Saturday, May 30, 2009

The Missouri Compromise: Glover Moore Spots Floyd Shoemaker Spotting Henry Geyer


In a recent post, The Missouri Compromise: Henry Geyer Spots a Flaw, I discussed Floyd Calvin Shoemaker's assertions that Henry Clay's compromise resolution resolving the second Missouri Crisis of 1821 may have inadvertently referred to the wrong paragraph of the Missouri Constitution of 1821, and the role that this mistake may have played in the willingness of the Missouri legislature to pass the "solemn act" required by the resolution.

The hawk-eyed Glover Moore was apparently also aware of Mr. Shoemaker's book and credited his observations. Here's Moore's take (paragraph breaks added):
The condition of admission imposed upon Missouri did not specifically refer to free Negroes and mulattoes. It merely provided that the fourth clause of the twenty-sixth section of the third article of the constitution of Missouri should never be construed to exclude citizens of another state from the benefit of the privileges and immunities granted them by the federal Constitution.

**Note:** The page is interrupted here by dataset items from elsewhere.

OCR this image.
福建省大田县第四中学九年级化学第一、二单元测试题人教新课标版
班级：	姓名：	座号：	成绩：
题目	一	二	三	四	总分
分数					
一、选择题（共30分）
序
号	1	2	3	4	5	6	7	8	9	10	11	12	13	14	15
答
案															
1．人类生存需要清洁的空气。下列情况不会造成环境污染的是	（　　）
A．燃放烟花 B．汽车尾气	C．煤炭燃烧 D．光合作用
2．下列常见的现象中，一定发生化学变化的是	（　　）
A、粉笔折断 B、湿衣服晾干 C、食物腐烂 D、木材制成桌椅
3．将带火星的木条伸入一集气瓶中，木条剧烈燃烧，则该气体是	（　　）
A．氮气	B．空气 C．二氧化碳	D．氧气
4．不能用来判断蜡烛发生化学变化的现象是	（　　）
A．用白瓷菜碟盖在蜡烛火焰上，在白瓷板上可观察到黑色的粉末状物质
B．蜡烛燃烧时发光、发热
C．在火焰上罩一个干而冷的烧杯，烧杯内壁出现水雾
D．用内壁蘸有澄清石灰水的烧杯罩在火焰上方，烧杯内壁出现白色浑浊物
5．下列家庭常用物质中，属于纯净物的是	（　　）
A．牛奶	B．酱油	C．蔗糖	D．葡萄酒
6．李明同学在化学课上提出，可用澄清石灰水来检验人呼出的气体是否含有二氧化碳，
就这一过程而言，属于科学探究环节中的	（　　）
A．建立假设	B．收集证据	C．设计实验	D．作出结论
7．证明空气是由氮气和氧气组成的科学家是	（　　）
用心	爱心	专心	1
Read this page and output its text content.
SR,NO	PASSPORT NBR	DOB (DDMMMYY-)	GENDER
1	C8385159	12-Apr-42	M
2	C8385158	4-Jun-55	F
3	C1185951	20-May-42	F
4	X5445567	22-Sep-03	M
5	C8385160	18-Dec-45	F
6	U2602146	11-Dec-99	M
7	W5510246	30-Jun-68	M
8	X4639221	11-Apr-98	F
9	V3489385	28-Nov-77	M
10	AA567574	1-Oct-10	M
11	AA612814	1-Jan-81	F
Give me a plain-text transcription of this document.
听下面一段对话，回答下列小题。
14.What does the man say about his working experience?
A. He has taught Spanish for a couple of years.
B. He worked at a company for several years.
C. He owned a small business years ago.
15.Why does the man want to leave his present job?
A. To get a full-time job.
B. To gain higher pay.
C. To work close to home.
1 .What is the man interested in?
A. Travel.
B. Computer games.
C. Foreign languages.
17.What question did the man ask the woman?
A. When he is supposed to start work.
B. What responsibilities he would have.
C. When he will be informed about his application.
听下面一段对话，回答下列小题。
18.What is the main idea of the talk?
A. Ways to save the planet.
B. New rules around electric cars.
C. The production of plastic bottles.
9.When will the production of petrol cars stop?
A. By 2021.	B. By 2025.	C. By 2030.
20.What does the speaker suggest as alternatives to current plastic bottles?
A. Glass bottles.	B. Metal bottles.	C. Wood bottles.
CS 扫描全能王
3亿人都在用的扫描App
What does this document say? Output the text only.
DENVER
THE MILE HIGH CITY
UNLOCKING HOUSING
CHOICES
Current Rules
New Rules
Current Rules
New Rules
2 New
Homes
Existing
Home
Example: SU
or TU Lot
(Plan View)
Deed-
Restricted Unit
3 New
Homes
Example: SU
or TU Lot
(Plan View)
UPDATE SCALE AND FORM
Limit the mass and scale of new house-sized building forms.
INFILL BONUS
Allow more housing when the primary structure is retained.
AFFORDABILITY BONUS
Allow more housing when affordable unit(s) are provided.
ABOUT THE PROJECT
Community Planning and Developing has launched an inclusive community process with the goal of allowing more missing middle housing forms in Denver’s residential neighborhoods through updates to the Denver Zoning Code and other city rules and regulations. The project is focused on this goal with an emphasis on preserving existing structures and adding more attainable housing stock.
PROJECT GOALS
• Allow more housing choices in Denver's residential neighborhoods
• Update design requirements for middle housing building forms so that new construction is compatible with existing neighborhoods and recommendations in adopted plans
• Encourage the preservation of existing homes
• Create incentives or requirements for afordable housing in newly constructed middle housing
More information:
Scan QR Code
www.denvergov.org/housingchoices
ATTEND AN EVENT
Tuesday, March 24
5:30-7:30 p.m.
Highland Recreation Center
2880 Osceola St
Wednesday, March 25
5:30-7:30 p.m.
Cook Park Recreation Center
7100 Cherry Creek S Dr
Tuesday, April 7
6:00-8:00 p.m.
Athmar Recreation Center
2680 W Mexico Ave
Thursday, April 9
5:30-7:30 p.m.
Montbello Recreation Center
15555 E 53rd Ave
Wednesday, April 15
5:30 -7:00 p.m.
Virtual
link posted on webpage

In the copy of the Missouri constitution which Congress had in its possession, the fourth clause . . . was the provision regarding the migration of free Negroes and mulattoes. [I would say Moore is wrong here; it was the fourth paragraph of the oddly-formatted section.] As the constitution was printed in Missouri, however, the fourth clause . . . referred to something else.

Because of this fact, some Missourians thought that Congress had made an error and had designated the wrong clause. They were willing to agree to the condition of admission, since they considered it to be meaningless as stated by Congress.

Moore cites Shoemaker's book, a contemporary newspaper report, and (for those of you with access to research libraries) Lucien Carr, "An Error in the Resolution of Congress admitting Missouri into the Union," in Proceedings of the Massachusetts Historical Society, Second Series, XIII (1900), 448-54.